No, it's not. As above and for a lot of things AWS' complexity and silly factor can make it even worse. In GCP I can setup a dual region bucket. As simple as that. In AWS I need to setup 2 buckets, a replication role, bucket policies, lifecycle policies and a lot more just to get the same. Force multiplier? As in make it slower? EKS takes longer than the default Terraform timeout to provision. The list goes on...


I think a lot of folks make their lives unnecessarily complicated by trying to do things on AWS in an explicilty non-AWS way (I inherited a startup codebase last year that did this to themselves in spades).

Why go to the trouble of running Kubernetes on top of AWS, when ECS does roughly the same job at a fraction of the complexity?

Why use Terraform when CloudFormation maps better to the underlying primitives?
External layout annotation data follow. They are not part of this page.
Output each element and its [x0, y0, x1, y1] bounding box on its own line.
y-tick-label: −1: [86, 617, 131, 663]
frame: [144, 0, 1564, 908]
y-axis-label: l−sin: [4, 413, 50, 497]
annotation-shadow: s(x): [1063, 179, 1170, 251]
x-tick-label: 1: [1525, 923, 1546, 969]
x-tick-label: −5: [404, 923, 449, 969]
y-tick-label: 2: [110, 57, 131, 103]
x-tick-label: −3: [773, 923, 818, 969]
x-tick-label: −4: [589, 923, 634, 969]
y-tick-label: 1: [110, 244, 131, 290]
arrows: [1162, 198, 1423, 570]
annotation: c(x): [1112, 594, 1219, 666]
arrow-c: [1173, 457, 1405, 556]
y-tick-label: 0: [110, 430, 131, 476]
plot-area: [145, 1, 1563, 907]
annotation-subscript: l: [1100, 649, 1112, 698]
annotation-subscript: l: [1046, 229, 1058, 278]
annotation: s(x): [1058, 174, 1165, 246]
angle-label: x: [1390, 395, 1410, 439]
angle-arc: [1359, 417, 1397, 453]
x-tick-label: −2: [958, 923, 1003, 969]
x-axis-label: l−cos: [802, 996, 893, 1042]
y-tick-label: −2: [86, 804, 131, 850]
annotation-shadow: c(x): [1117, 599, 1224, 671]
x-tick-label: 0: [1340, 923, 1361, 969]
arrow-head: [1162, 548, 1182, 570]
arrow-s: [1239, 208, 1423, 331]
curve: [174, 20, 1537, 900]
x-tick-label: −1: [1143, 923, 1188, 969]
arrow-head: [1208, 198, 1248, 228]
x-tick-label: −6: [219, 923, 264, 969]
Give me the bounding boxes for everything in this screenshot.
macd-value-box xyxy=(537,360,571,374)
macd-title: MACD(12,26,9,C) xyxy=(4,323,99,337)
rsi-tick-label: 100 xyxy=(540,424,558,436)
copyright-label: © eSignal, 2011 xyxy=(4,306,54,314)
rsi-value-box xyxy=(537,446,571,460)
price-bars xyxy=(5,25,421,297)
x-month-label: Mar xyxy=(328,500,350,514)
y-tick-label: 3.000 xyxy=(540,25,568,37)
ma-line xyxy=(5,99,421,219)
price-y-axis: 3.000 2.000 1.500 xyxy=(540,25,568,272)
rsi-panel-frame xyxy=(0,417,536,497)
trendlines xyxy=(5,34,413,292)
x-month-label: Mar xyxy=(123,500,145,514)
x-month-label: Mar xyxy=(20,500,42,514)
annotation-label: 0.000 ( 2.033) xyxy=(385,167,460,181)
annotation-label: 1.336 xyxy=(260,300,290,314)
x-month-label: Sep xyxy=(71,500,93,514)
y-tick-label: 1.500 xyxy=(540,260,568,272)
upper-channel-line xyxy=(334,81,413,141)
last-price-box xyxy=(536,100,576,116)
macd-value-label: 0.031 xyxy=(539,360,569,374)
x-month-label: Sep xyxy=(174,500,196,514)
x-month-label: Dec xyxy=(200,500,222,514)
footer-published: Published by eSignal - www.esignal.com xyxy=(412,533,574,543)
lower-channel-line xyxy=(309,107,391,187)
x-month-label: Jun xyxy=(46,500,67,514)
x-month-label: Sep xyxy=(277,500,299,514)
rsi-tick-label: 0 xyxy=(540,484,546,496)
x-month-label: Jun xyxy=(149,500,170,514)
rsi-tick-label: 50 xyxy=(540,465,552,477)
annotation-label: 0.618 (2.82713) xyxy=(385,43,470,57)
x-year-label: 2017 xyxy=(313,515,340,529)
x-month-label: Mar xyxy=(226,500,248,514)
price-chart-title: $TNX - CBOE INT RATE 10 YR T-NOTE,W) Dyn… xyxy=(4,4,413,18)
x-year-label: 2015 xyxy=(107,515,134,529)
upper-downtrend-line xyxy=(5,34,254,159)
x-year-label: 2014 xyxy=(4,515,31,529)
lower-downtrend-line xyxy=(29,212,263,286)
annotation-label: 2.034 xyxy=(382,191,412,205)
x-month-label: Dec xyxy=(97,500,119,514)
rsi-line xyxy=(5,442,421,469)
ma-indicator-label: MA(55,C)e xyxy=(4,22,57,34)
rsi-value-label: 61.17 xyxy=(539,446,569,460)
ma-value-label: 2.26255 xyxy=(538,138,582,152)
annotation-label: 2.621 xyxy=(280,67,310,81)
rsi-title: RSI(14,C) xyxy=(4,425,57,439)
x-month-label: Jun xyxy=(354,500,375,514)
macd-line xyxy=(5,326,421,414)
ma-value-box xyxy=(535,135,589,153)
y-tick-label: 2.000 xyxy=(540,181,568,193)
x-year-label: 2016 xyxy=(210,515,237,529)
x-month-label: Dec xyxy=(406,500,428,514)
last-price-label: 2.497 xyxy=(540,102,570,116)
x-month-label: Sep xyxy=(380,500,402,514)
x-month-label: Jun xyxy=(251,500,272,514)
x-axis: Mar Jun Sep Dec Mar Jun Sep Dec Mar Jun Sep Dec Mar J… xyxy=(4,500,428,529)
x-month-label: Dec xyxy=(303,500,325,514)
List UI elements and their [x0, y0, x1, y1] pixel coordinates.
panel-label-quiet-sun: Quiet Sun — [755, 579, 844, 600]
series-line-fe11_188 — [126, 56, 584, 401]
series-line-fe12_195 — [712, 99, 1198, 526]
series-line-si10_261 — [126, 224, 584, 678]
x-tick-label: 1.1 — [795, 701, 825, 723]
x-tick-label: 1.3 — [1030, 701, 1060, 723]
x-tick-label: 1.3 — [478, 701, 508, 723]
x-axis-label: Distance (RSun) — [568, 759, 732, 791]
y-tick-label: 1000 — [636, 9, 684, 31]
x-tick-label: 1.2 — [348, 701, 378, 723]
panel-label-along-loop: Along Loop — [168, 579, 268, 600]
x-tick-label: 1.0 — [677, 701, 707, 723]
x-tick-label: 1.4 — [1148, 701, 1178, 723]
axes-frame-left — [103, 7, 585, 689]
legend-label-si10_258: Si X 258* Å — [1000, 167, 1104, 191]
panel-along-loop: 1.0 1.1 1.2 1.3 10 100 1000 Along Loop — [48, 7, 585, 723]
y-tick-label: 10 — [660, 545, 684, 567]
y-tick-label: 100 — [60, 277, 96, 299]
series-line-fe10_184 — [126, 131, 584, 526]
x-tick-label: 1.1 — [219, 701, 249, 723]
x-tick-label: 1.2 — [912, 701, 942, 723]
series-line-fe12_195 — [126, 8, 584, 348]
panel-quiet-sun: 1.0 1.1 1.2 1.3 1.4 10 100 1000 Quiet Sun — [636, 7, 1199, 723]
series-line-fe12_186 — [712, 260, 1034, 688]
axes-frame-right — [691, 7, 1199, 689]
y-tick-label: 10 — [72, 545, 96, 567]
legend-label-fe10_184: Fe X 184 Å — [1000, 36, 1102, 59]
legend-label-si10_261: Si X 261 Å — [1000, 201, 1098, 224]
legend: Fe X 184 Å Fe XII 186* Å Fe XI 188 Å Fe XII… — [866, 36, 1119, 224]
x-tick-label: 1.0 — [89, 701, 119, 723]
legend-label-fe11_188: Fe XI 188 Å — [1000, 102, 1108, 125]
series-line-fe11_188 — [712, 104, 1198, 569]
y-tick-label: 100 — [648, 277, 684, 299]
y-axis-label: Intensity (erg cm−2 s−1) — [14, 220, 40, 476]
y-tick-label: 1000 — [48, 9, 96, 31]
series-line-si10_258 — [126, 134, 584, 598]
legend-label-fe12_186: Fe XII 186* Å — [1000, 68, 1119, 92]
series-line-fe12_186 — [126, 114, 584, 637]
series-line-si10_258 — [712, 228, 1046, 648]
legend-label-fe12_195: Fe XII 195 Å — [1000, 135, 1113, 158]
> Why go to the trouble of running Kubernetes on top of AWS, when ECS does roughly the same job at a fraction of the complexity?

Because it doesn't. ECS has its own complexities - perhaps as a result of EC2 fleets / autoscaling groups and more. Suddenly you need launch templates and it goes on. Have you tried updating ECS via CLI? It's largely confusing.

> Why use Terraform when CloudFormation maps better to the underlying primitives?

If only. It has gotten better, but historically CloudFormation has a lot of missing features and still do. Cloudformation can get stuck for hours and you'd just have to wait. The cross region support is terrible. Not to say Terraform doesn't have its quirks, but it's definitely not "worse".


Vendor lockin. Knowledge transfer.

And I disagree that AWS is less complex. Managing services across AWS is complex, K8s is as well but I would rather manage K8S on bare instances.


Less vendor lockin.

My devex team has developed helm charts we can use that automatically detect EKS, AKS or gcp K8s and configure the parts of an app to work with each environment, but the end users of the helm chart don’t really have to care.